FK: The company has an overarching privacy goal of making sure that it has a compliant and aware workforce that handles personal data responsibly. In addition to our overarching goal, we have the GDPR deadline, which is coming up fast. By then, we’re hoping to implement a series of steps to help us fully comply with the GDPR. Ensuring your workforce knows how to properly handle personal data is a key goal for any B2B company that hopes to comply with the GDPR.
DGR: Is there any training involved for the staff? How are you communicating with the entire Demandbase staff and the marketing team to ensure everyone is on the same page?
FK: One part of our privacy awareness campaign and goal of having a workforce that is aware is training. Training employees on privacy is something we’re embracing within Demandbase. We’re working on rolling out privacy training specifically focused on employee obligations to handle data under Privacy Shield, as well as privacy training specifically focused on the GDPR. In addition to that, we already have security training for our workforce. We’re also planning to release role-specific training that pertains to how individuals handle personal data and their responsibilities in that role.
DGR: Are there any technologies that you’re specifically using for this training or for GDPR compliance in general?
FK: The technologies we’re using for GDPR compliance are both tools we’ve built internally and external vendors. Some examples include an LMS [Learning Management System] for recordkeeping and a consent manager tool on our website. In addition to that, we have internal technologies that we’ve built out for handling data subject access rights.
DGR: Once the deadline for the GDPR hits and you have all your ducks in a row, is there maintenance involved to keep up with the compliance and make sure everything stays on track after the deadline?

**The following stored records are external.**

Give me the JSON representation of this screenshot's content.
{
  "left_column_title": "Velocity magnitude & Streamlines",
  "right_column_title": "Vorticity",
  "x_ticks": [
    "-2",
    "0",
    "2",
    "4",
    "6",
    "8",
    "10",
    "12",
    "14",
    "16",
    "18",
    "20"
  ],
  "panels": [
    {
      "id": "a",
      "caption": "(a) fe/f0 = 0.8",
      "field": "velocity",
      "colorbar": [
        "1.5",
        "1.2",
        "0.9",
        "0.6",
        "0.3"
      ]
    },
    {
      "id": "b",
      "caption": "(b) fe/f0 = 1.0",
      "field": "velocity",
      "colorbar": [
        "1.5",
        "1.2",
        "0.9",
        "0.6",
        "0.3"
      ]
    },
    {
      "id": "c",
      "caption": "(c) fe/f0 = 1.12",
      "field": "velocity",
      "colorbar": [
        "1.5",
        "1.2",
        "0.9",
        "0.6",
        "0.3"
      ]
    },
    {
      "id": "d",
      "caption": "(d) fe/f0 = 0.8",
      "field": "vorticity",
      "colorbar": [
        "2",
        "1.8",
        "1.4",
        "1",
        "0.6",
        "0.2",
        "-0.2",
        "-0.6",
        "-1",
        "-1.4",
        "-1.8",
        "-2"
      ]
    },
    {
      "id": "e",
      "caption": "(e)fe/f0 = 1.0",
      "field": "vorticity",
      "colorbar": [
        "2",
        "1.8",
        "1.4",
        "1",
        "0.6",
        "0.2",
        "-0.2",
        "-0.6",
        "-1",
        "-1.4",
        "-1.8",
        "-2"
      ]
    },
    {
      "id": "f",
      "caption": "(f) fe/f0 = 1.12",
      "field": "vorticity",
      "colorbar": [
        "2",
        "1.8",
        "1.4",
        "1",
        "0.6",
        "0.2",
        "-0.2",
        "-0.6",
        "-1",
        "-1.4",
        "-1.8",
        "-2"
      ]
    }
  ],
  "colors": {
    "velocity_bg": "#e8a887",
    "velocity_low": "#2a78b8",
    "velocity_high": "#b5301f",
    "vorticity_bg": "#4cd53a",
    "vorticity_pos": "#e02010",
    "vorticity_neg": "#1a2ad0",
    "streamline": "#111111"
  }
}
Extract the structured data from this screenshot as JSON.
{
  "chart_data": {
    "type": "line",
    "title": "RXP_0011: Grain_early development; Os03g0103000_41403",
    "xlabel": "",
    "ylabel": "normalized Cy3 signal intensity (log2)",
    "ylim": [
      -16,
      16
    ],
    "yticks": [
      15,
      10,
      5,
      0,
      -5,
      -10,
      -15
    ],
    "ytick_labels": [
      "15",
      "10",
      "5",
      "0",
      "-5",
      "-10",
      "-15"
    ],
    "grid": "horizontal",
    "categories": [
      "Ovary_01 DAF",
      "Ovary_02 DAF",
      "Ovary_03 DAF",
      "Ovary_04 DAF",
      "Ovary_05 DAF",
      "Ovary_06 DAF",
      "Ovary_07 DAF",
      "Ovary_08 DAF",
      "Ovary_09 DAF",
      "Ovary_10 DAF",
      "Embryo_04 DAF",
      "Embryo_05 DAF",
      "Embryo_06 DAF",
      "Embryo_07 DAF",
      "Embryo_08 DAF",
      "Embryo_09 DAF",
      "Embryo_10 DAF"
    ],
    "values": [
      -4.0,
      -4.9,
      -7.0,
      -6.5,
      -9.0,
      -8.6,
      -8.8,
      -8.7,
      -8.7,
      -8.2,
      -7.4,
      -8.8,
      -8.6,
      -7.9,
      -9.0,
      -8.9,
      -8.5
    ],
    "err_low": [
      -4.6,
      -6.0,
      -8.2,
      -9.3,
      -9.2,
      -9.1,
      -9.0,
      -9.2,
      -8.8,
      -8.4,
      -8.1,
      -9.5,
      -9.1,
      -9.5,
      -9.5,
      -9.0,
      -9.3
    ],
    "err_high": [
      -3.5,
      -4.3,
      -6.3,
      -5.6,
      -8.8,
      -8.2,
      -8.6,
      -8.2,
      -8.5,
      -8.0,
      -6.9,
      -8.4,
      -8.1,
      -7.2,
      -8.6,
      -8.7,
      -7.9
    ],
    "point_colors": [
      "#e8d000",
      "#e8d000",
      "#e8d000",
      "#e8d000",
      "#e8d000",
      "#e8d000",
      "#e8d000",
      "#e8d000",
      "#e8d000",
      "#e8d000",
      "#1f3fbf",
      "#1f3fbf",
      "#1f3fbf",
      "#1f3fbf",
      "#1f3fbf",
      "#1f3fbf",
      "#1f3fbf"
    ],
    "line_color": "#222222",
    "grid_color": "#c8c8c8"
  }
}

FK: The GDPR is not a one-and-done type of thing. In addition to ongoing awareness for our workforce, there are aspects of our compliance program that we will have to examine on an ongoing basis. For example, whenever we roll out new technologies or update existing ones, we will have to make sure that we have an Article 30 Record of processing in place and determine whether or not we need to conduct a data protection impact assessment, in addition to other compliance actions. The GDPR itself isn’t a single compliance action, but it delineates a set of rules for how you need to treat data within your company going forward.
DGR: Why do you think it’s important for companies to appoint positions similar to yours for the future?
FK: It’s important because depending on the type of data processing you’re doing, you may be required to put in place processes to protect it under law and will need someone to manage this. Another important thing to take into account is that no company wants the other company that they’re partnering with to be a legal liability or cause a privacy or security incident. As follows, having somebody within an organization to help prevent that from happening will serve as a good step for the company and will help promote awareness and integrity when employees are tasked with handling data in an organization.
DGR: Any final advice you would give to companies working to make the deadline and adhere to GDPR?
FK: One thing to understand if you’re in the tech space is that data is really the key to many products and partner trust right now. If your data is not an asset for you — meaning it’s not legally processed — then it is worthless. It’s incredibly important to make sure that you’re treating that data in accordance with legal requirements because you want data to be an asset to your company rather than a liability.